After reading and reviewing this most unusual book, I was prompted to ask the author some questions about this work. When I asked him what prompted him to this type of novel, Kravitz recalled that, as a high school student, he participated in an international quiz about the Second World War, which focused on the Holocaust. One of the anti-Jewish laws enacted by the Nazis was that “raising a dog is prohibited for Jewish families.” He also remembered the images of the signs posted on restaurant and coffee shop doors, “No entrance for dogs or Jews.”
“This is almost a built-in symbol of the Holocaust that connects dogs and Jews,” he said.
Kravitz also related a conversation that he had with an elderly survivor of Auschwitz, who had a deep understanding of dogs and had been a dog feeder in the camp.

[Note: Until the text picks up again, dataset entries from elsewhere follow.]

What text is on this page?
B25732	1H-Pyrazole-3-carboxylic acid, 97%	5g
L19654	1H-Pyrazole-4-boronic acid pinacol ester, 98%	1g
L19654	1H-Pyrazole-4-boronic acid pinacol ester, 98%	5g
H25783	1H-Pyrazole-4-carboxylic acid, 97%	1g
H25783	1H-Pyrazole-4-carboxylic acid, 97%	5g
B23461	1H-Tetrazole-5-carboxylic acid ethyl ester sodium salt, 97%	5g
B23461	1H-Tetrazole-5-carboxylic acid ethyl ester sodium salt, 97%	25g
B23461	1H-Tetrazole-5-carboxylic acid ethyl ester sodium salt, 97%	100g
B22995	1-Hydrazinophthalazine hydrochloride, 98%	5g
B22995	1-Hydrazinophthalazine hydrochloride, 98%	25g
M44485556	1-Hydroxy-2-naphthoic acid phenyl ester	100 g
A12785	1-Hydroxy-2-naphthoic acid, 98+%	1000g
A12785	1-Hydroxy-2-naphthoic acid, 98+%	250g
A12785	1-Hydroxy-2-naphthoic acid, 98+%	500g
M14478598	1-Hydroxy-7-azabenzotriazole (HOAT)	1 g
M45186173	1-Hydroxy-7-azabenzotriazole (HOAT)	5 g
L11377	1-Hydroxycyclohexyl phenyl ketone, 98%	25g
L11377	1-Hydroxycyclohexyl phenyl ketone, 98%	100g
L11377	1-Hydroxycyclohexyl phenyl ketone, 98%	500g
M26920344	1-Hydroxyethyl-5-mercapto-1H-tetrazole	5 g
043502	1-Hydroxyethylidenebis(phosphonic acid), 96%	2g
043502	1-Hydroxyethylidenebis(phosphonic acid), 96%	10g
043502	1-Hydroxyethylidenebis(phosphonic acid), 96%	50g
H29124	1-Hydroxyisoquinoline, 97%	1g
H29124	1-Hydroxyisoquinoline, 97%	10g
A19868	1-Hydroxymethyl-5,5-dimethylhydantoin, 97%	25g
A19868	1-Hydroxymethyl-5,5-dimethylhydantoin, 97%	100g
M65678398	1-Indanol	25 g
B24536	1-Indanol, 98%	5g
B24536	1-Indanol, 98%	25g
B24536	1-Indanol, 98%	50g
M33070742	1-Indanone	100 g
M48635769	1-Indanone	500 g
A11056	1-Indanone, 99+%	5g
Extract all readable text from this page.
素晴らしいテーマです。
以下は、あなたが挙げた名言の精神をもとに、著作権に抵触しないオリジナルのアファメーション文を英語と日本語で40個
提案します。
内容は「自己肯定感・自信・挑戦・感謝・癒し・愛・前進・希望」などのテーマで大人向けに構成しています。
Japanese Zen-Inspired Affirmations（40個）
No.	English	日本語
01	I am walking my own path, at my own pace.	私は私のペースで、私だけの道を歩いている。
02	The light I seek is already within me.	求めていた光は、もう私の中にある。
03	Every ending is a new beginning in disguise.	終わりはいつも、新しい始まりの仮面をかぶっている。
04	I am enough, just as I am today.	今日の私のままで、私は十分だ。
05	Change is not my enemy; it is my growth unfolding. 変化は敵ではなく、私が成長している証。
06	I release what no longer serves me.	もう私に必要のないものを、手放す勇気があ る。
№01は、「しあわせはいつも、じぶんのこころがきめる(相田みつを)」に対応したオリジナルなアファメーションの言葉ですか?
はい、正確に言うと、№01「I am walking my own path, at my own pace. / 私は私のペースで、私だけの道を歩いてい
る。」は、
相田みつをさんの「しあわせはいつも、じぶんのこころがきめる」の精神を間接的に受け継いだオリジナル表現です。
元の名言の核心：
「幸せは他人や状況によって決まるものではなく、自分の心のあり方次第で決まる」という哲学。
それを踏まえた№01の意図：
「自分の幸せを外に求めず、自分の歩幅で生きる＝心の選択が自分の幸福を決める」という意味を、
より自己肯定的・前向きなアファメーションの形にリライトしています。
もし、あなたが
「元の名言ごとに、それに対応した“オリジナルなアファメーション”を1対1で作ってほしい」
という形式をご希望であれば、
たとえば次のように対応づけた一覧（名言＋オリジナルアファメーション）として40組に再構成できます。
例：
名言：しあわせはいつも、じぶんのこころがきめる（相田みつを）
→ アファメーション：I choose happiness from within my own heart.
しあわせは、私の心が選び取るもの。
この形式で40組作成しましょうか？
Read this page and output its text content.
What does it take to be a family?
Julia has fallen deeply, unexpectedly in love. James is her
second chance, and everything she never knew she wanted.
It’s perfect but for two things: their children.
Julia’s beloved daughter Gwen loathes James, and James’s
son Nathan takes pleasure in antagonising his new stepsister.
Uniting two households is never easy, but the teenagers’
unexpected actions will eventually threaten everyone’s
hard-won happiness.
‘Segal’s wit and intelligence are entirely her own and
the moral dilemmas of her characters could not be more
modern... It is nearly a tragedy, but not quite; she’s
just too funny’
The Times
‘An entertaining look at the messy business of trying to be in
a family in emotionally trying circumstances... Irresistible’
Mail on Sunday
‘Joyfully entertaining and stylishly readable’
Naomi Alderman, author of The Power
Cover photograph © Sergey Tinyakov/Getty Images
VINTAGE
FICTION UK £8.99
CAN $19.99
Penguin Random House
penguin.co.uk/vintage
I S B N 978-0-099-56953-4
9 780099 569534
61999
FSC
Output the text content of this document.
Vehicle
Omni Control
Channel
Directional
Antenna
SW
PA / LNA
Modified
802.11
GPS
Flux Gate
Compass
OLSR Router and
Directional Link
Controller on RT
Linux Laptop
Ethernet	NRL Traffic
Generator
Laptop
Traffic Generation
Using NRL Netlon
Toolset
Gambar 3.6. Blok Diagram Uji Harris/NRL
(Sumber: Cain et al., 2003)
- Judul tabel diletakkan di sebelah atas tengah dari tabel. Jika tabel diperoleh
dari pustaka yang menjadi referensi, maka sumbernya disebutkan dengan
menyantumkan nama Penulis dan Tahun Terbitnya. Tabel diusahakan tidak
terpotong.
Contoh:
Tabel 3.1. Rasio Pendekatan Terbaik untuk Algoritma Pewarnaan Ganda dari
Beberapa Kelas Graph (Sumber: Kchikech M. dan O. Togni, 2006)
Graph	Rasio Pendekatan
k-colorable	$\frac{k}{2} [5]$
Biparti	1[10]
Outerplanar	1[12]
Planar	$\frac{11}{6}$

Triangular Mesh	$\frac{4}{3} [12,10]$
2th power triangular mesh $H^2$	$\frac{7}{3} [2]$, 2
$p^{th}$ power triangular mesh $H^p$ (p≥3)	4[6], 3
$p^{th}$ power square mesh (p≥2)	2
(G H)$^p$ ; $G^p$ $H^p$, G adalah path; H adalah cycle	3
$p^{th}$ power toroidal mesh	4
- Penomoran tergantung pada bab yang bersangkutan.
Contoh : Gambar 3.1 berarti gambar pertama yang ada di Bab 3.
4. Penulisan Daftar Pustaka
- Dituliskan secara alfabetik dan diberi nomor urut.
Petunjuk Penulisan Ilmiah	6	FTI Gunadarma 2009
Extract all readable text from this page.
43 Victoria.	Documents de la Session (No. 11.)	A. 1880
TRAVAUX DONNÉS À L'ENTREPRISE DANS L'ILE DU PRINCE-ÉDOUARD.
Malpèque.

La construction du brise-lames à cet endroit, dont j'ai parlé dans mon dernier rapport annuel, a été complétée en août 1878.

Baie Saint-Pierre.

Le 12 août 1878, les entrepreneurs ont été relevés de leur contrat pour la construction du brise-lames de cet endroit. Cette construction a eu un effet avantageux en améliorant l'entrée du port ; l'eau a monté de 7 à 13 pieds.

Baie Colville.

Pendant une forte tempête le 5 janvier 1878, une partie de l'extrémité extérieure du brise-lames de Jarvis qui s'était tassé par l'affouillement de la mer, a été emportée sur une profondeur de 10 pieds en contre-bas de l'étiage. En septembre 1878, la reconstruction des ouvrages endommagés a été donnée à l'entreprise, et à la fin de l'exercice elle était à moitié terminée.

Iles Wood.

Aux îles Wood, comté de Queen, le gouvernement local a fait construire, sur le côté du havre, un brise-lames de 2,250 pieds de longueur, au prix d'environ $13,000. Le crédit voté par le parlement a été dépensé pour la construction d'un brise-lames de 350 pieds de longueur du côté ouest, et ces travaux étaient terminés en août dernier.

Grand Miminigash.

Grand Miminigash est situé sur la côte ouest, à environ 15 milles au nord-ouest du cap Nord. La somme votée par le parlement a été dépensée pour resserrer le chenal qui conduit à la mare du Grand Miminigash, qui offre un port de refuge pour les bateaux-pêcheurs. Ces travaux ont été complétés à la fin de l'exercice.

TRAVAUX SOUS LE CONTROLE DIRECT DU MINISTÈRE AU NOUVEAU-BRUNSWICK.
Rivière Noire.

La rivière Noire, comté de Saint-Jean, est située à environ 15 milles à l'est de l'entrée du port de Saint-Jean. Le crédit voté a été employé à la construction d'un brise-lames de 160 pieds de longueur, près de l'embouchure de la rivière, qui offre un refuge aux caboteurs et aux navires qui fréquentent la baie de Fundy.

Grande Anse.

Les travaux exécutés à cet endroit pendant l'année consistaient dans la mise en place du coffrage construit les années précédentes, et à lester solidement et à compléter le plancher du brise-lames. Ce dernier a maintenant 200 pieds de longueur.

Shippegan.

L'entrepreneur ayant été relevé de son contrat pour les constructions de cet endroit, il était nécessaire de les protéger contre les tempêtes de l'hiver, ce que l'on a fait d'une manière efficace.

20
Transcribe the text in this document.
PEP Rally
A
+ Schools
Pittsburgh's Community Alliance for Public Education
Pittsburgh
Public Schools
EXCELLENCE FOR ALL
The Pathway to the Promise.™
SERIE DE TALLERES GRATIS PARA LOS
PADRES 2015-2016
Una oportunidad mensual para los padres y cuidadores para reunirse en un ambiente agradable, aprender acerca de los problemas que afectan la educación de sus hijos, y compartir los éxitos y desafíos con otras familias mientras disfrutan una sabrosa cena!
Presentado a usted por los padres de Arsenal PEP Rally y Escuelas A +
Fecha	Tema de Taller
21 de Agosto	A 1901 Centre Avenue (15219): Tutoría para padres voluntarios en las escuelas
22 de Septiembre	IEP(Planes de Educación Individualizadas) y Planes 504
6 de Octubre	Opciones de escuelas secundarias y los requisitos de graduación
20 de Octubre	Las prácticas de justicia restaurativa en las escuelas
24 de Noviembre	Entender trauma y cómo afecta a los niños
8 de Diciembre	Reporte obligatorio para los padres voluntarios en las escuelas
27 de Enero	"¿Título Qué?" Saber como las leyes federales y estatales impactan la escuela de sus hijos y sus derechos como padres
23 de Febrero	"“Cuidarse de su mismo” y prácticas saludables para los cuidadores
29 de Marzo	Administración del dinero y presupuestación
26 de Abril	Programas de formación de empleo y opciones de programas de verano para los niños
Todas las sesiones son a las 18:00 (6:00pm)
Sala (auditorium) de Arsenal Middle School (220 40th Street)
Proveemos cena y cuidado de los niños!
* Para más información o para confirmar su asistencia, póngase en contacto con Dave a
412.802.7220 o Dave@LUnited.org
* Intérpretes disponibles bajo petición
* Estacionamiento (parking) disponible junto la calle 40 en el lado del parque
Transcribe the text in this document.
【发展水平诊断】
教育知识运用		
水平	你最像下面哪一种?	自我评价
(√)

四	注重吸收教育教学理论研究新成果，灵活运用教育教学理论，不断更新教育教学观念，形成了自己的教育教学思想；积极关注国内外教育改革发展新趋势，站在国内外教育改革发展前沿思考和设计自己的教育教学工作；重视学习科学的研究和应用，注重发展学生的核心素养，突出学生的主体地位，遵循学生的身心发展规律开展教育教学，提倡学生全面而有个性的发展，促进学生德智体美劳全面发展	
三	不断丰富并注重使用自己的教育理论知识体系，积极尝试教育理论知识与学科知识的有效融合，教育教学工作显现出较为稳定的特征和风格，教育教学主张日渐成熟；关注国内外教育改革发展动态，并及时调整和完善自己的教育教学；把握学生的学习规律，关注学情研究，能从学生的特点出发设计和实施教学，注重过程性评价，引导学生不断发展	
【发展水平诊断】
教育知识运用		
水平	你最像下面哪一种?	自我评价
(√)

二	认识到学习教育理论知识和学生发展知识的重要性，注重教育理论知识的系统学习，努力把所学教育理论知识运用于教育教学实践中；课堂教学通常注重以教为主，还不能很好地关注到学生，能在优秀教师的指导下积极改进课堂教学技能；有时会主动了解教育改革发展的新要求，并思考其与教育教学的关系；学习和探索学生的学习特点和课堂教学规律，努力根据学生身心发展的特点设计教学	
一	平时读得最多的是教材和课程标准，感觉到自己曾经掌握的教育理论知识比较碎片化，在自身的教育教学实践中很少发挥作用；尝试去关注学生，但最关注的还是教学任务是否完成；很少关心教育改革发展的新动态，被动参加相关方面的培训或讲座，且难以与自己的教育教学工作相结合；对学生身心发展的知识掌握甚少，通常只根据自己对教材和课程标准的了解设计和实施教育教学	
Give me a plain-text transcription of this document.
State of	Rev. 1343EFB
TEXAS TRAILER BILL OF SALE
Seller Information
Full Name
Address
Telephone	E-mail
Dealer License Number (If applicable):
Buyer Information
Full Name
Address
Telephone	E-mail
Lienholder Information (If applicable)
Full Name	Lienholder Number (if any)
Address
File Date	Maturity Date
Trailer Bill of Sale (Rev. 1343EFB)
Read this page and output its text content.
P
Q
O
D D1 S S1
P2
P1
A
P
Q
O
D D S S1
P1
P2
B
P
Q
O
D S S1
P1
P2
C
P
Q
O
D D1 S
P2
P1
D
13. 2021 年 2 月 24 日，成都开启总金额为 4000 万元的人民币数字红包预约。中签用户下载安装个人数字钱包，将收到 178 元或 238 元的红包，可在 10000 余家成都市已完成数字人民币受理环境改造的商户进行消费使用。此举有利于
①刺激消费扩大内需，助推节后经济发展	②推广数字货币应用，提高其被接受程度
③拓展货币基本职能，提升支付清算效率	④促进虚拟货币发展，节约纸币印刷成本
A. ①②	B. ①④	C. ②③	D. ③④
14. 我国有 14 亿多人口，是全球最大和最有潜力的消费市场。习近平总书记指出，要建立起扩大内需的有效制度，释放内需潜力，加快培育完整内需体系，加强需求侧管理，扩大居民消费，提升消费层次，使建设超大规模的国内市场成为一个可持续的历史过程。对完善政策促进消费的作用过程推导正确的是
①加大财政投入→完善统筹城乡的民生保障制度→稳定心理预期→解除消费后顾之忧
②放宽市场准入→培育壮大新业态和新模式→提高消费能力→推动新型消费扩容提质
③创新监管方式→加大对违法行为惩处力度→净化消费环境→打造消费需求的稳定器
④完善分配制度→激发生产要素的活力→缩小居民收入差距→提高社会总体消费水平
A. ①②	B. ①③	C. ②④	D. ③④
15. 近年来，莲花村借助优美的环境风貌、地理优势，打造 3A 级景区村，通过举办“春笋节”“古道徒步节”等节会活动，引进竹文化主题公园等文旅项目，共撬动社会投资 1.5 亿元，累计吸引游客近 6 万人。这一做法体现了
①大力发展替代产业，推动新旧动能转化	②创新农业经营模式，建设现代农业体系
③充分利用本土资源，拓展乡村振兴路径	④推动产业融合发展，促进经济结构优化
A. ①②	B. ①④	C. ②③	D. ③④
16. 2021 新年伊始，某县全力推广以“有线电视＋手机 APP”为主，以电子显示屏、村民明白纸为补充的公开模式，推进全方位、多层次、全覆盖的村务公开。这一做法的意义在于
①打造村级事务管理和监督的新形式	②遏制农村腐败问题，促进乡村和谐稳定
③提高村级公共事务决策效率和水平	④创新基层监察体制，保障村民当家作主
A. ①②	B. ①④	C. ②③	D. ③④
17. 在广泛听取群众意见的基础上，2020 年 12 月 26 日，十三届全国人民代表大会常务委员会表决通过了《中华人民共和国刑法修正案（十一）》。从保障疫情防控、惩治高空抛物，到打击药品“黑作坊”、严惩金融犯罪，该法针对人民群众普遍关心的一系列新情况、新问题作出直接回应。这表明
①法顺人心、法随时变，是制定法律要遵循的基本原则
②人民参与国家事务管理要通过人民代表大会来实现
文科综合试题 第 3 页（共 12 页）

The novel began its life as a short story, which Kravitz then expanded. It took more than four years to complete. He said that he studied “the behavior of my own two dogs in order to learn their mannerisms and reactions so that The Jewish Dog would narrate as realistically as possible as a dog.”
Kravitz did not expect the novel to become so popular. “I attribute [its success] to the responsibility I felt for the seriousness of the subject matter and also to the aid I received from the editor who worked with me throughout the writing process,” he said.
Another writer and director adapted the book into a one-man play, which ran in Tel Aviv for almost three years, and The Jewish Dog is now required reading for high school matriculation exams in literature. It has been translated into French, Turkish and English.